Admittedly, Faber his call to hold cash is
contrarian, and not the type of tip you would expect from a gold
bull. Still, thinking about it, he has a valid point. His belief is
not to hold cash for the long term. His point is that stocks and
bonds are overvalued and not attractive as long term investment. As
the markets are likely to be shaken up thoroughly in the coming
months, it is wise to hold cash in order to jump on the opportunities
that will pass by.
Faber
on his contrarian play, via CNBC:
I don’t see any asset that is terribly
attractive. The most underappreciated asset is cash. Nobody likes
cash. In the next 10 years, you will earn precisely 0 percent. In
fact, you will lose money because Ms. Yellen is a money printer like
all the others, and she will make sure that the dollar will
depreciate in real terms. But for the next 6 months, cash will be
most attractive. I don’t want to be in cash, but in the coming 6
months a lot of opportunities will come along.
Faber
on (the absence of) inflation:
Inflation is an increase in the quantity of
money and credit. The symptoms occur in a variety of forms. You can
print money in the US, but it could happen that it does not boost
economic activity in the US but only in China or in Vietnam or Indian
and so forth.
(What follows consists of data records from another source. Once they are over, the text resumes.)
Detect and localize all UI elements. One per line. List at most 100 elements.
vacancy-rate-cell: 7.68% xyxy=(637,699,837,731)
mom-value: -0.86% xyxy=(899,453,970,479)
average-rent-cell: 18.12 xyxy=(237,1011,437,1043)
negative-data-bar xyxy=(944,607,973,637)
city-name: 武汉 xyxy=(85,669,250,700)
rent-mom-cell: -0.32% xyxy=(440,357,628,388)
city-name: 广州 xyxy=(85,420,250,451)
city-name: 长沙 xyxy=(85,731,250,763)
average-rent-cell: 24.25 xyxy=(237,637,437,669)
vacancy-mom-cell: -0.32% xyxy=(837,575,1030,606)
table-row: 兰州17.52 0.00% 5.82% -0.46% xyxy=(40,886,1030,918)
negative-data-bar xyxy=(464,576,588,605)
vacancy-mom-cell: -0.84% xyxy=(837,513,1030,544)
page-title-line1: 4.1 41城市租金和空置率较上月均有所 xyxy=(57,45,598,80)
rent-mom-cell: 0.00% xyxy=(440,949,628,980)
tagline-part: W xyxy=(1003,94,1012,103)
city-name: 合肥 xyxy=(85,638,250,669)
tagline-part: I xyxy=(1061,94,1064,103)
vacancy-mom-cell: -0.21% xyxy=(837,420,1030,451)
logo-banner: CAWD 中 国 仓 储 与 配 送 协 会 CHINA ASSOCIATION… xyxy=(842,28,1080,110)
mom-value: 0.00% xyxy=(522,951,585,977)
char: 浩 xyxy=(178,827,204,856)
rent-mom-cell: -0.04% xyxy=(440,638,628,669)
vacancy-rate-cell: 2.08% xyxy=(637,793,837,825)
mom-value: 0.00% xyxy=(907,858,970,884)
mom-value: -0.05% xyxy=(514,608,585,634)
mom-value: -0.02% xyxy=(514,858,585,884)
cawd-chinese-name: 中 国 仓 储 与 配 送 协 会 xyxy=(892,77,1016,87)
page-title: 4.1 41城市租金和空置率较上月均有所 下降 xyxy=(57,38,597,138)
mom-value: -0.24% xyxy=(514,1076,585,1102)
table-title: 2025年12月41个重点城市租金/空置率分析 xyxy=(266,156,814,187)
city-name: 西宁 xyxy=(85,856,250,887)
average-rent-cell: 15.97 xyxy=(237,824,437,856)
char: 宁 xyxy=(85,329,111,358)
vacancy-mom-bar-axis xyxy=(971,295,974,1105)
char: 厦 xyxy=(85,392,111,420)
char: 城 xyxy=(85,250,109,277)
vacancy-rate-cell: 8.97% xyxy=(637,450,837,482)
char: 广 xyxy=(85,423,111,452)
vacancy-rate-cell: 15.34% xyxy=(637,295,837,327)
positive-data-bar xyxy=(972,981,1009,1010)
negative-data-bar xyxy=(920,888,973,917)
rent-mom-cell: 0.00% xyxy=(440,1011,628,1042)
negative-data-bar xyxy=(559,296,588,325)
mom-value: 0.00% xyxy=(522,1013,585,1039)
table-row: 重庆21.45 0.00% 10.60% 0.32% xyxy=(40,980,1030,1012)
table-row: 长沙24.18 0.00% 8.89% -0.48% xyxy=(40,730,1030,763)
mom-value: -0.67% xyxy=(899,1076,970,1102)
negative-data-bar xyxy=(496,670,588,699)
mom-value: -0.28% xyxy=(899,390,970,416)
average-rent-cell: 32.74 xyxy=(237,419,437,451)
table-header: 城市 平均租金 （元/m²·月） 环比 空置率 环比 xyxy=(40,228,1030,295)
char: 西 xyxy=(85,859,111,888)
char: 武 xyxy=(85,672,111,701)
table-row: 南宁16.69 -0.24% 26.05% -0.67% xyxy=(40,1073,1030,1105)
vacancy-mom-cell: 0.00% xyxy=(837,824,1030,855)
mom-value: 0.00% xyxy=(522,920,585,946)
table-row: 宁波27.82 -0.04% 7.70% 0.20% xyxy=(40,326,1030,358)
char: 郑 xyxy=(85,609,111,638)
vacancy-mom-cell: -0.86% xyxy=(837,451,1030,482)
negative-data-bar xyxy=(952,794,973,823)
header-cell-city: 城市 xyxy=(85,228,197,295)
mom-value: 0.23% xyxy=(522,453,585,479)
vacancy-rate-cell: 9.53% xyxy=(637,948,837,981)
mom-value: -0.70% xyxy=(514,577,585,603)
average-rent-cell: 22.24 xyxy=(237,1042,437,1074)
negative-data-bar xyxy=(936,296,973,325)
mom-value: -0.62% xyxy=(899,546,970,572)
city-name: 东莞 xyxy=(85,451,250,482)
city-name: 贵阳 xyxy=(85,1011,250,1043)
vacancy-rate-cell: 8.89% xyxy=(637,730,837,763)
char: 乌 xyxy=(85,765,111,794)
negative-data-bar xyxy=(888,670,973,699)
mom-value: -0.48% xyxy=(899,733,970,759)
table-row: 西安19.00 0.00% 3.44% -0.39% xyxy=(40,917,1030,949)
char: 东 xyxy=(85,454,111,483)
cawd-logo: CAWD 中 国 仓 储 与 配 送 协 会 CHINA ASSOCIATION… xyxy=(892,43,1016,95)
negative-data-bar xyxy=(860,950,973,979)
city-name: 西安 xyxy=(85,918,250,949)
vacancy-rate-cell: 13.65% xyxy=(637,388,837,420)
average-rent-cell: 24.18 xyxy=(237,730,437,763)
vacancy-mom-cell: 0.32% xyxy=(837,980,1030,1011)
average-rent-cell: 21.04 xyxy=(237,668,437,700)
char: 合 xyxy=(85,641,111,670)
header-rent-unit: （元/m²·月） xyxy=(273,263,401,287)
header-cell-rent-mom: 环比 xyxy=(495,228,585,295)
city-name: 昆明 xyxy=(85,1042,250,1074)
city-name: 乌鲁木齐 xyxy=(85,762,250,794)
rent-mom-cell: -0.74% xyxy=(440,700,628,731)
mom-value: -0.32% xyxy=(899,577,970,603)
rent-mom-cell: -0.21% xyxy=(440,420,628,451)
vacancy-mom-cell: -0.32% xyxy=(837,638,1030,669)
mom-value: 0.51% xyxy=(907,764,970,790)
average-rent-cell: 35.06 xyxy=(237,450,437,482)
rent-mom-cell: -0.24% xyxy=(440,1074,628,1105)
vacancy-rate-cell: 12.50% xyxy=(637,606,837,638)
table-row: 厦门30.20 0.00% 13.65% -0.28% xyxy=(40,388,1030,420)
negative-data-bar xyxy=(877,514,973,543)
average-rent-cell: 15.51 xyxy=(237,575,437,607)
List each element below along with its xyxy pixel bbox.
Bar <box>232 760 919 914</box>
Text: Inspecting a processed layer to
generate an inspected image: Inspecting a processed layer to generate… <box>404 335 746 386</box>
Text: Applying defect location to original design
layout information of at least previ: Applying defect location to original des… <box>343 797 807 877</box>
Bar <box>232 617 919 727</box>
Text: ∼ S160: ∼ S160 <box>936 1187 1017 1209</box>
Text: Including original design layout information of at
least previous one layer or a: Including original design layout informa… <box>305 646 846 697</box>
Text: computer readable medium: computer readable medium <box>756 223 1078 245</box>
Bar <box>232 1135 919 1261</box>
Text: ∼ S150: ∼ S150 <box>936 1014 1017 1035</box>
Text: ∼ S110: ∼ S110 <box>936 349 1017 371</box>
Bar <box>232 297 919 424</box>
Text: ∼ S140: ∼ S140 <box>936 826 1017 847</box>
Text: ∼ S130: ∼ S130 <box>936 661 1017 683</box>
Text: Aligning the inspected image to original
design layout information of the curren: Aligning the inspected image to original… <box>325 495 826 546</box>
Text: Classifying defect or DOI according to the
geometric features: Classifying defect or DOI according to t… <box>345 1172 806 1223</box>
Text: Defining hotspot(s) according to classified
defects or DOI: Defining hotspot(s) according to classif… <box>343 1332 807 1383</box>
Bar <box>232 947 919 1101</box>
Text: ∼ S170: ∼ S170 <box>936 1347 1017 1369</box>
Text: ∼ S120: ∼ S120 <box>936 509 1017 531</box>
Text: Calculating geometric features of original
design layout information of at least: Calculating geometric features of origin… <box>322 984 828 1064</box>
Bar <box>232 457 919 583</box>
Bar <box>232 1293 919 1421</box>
It can boost wages in India, it can boost real estate
prices in London, and so forth, because we have a global
economy. Stating there is no inflation is an error.
He
continues:
In case things turn out bad again, the central
bankers have one thing left: money. When they start throwing out
money, it will lead to price increases. Nobody can deny that anywhere
in the world energy prices are substantially higher than they were
ten years ago. Nobody can deny that food prices are up. Nobody in the
US can deny that insurance premiums are up. So, to throw money at the
system, at some point will lead to some more visible (!) pressure on
consumer prices. Stocks has basically done nothing since the
beginning of the year. But long term bonds are up 12% this year.
Now, during the next downturn, I believe stocks and bonds will go
down at the same time.
Faber also explains that we are 30% more
levered than during the financial crisis. Total credit, including
government debt, corporate debt and consumer debt, is higher
than in 2008/2009.
It is really a smart view if you think about.